Yukon Register of Historic PlacesYRHP

Former Territorial Court House National Historic Site

Cultural History

This is one of two territorial courthouses in the Yukon that have remained intact since its construction in 1901. Built by the federal government and designed by federal architect TW Fuller, this building was one of the first permanent structures in Dawson. The courthouse served its intended purpose for only 10 years when court and the various civil services were consolidated under one roof, the Administration building. The Court House remained vacant for the next four years, then was taken over by the RNWMP in 1914 as offices and a barracks until 1950. From 1954 to 1967 a privately run hospital was housed here.

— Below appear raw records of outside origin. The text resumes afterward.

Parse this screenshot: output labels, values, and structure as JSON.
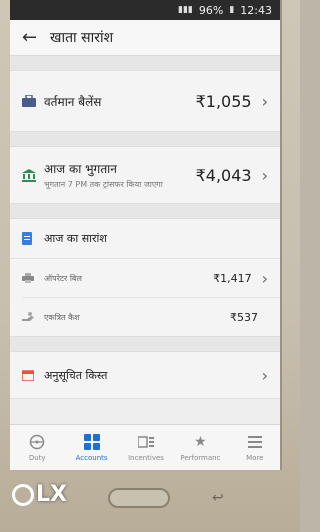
{
  "status_bar": {
    "battery": "96%",
    "time": "12:43"
  },
  "app_bar": {
    "title": "खाता सारांश"
  },
  "balance": {
    "label": "वर्तमान बैलेंस",
    "amount": "₹1,055"
  },
  "payment": {
    "label": "आज का भुगतान",
    "subtitle": "भुगतान 7 PM तक ट्रांसफर किया जाएगा",
    "amount": "₹4,043"
  },
  "summary": {
    "title": "आज का सारांश",
    "rows": [
      {
        "label": "ऑपरेटर बिल",
        "amount": "₹1,417"
      },
      {
        "label": "एकत्रित कैश",
        "amount": "₹537"
      }
    ]
  },
  "installment": {
    "label": "अनुसूचित किस्त"
  },
  "bottom_nav": [
    {
      "label": "Duty"
    },
    {
      "label": "Accounts"
    },
    {
      "label": "Incentives"
    },
    {
      "label": "Performanc"
    },
    {
      "label": "More"
    }
  ],
  "watermark": {
    "text": "LX"
  },
  "colors": {
    "accent": "#1e6fd9",
    "screen_bg": "#eeeeee"
  }
}
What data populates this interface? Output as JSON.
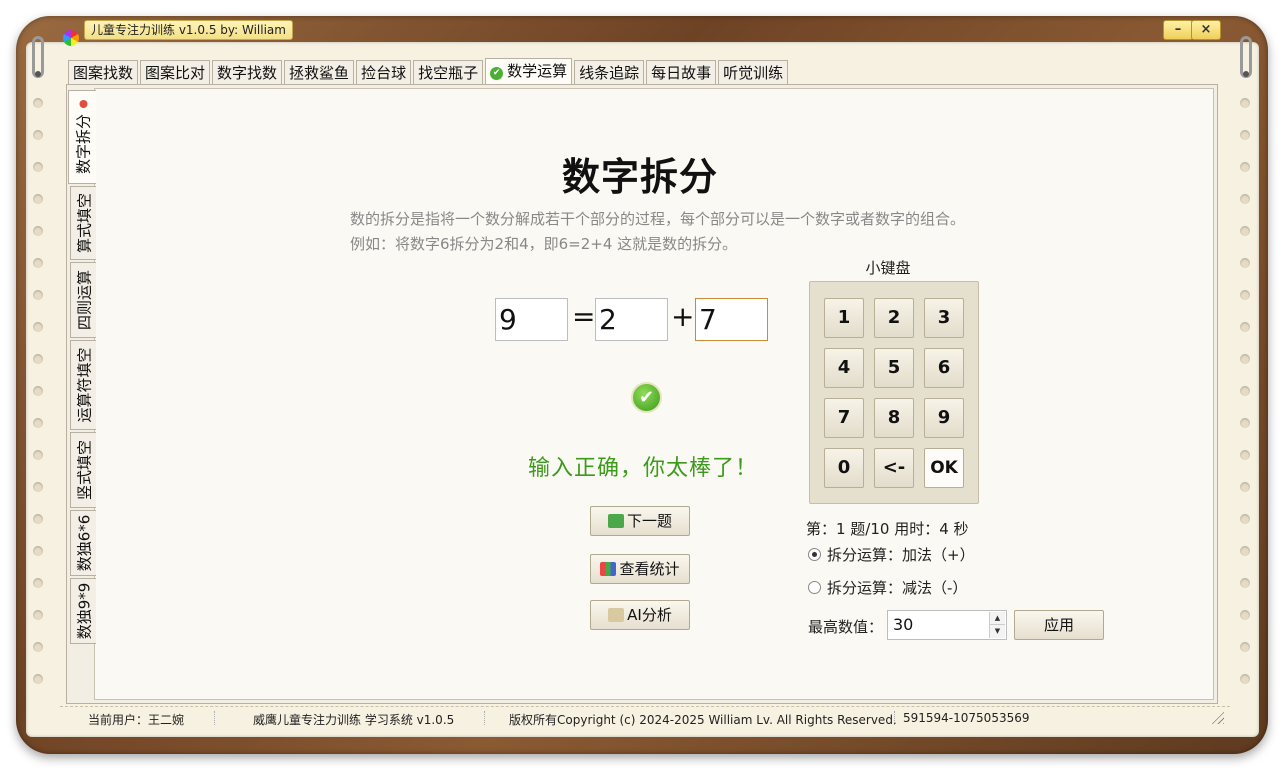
{
  "window": {
    "title": "儿童专注力训练 v1.0.5 by: William",
    "minimize_label": "–",
    "close_label": "×"
  },
  "top_tabs": [
    {
      "label": "图案找数"
    },
    {
      "label": "图案比对"
    },
    {
      "label": "数字找数"
    },
    {
      "label": "拯救鲨鱼"
    },
    {
      "label": "捡台球"
    },
    {
      "label": "找空瓶子"
    },
    {
      "label": "数学运算",
      "active": true,
      "icon": "check-circle-icon"
    },
    {
      "label": "线条追踪"
    },
    {
      "label": "每日故事"
    },
    {
      "label": "听觉训练"
    }
  ],
  "side_tabs": [
    {
      "label": "数字拆分",
      "active": true
    },
    {
      "label": "算式填空"
    },
    {
      "label": "四则运算"
    },
    {
      "label": "运算符填空"
    },
    {
      "label": "竖式填空"
    },
    {
      "label": "数独6*6"
    },
    {
      "label": "数独9*9"
    }
  ],
  "exercise": {
    "title": "数字拆分",
    "desc_line1": "数的拆分是指将一个数分解成若干个部分的过程，每个部分可以是一个数字或者数字的组合。",
    "desc_line2": "例如：将数字6拆分为2和4，即6=2+4 这就是数的拆分。",
    "equation": {
      "total": "9",
      "equals": "=",
      "part1": "2",
      "operator": "+",
      "part2": "7"
    },
    "result_message": "输入正确，你太棒了！",
    "next_button": "下一题",
    "stats_button": "查看统计",
    "ai_button": "AI分析"
  },
  "keypad": {
    "title": "小键盘",
    "keys": [
      "1",
      "2",
      "3",
      "4",
      "5",
      "6",
      "7",
      "8",
      "9",
      "0",
      "<-",
      "OK"
    ]
  },
  "settings": {
    "progress_text": "第：1 题/10 用时：4 秒",
    "mode_add": "拆分运算：加法（+）",
    "mode_sub": "拆分运算：减法（-）",
    "selected_mode": "add",
    "max_label": "最高数值：",
    "max_value": "30",
    "apply_button": "应用"
  },
  "status_bar": {
    "user": "当前用户：王二婉",
    "app": "威鹰儿童专注力训练 学习系统 v1.0.5",
    "copyright": "版权所有Copyright (c) 2024-2025 William Lv. All Rights Reserved.",
    "contact": "591594-1075053569"
  },
  "colors": {
    "accent_green": "#3c9a1c",
    "frame_wood": "#7a4c2a",
    "paper": "#f7f1e1"
  }
}
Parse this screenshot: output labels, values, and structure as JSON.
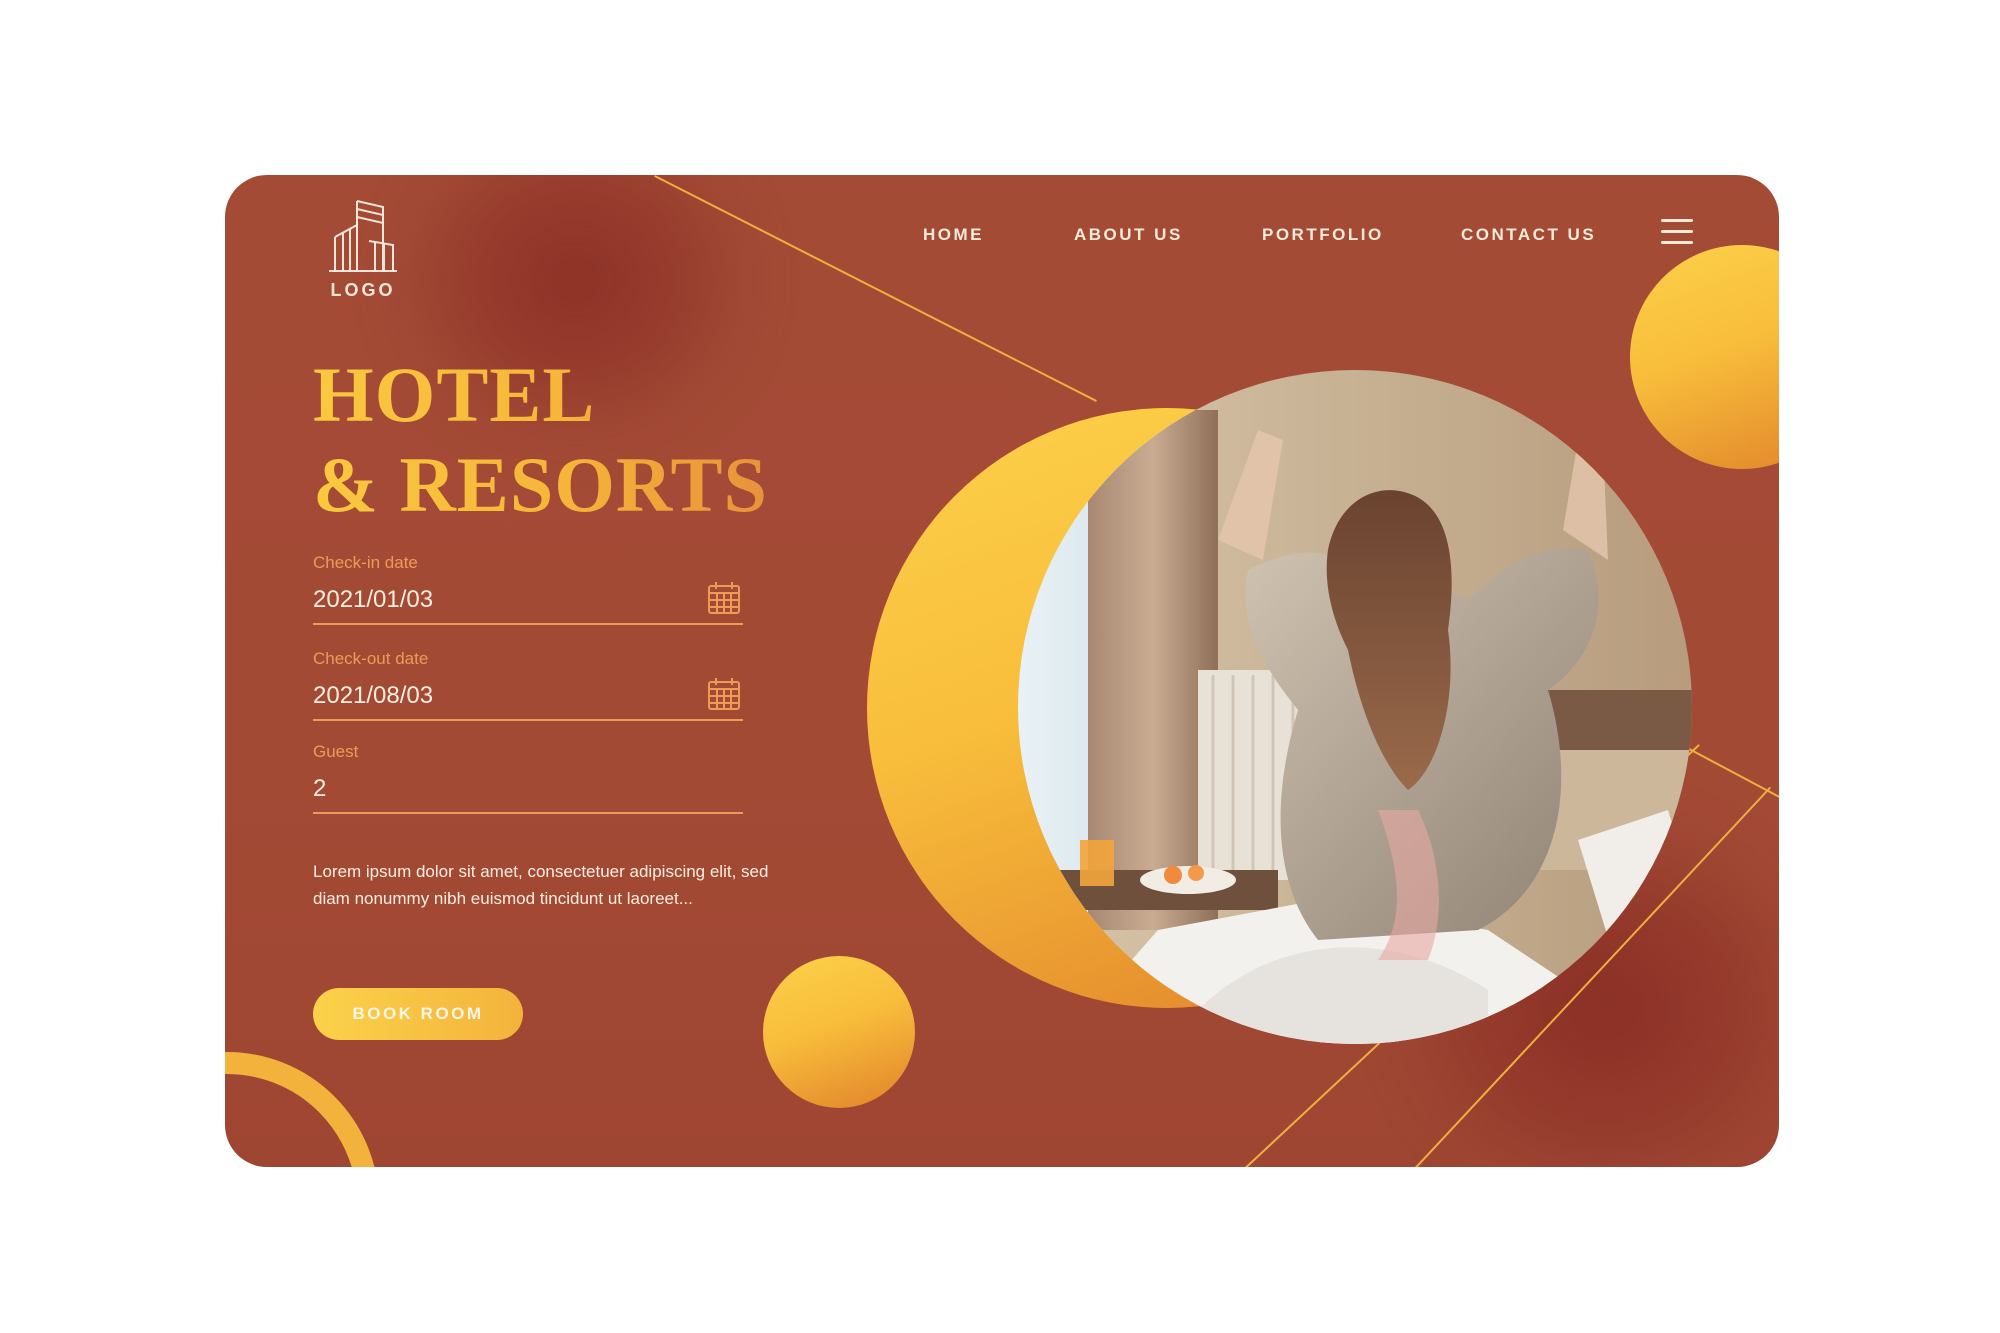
{
  "brand": {
    "logo_text": "LOGO"
  },
  "nav": {
    "items": [
      {
        "label": "HOME"
      },
      {
        "label": "ABOUT US"
      },
      {
        "label": "PORTFOLIO"
      },
      {
        "label": "CONTACT US"
      }
    ],
    "menu_icon": "hamburger-menu-icon"
  },
  "hero": {
    "title_line1": "HOTEL",
    "title_line2": "& RESORTS"
  },
  "form": {
    "checkin": {
      "label": "Check-in date",
      "value": "2021/01/03",
      "icon": "calendar-icon"
    },
    "checkout": {
      "label": "Check-out date",
      "value": "2021/08/03",
      "icon": "calendar-icon"
    },
    "guest": {
      "label": "Guest",
      "value": "2"
    }
  },
  "description": "Lorem ipsum dolor sit amet, consectetuer adipiscing elit, sed diam nonummy nibh euismod tincidunt ut laoreet...",
  "cta": {
    "label": "BOOK ROOM"
  },
  "colors": {
    "background": "#a44b36",
    "accent_gold": "#f8bd3b",
    "accent_orange": "#e0822a",
    "label_orange": "#ee9a57",
    "text_light": "#fbeede"
  }
}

Parks Canada has since acquired the property and now rent it to the territorial government as office space.

When the Yukon Territorial Act was passed, three types of courts were created in Yukon: the Gold Commissioner's Court ( to handle mining disputes), the Police Court (to handle minor criminal and civil cases at the local NWMP posts) and the Territorial Court which served as a criminal and civil court and acted as appeals body for the other two courts. The Court House supplied a new image of permanence, by its design and quality construction and by the commitment shown by the federal government financing its construction. The Courthouse can be seen as one of the four major territorial buildings that signaled the Canadian government's intention to support Dawson's future. This building thus had a marked influence in transforming the town from a temporary gold rush camp to a community with a future.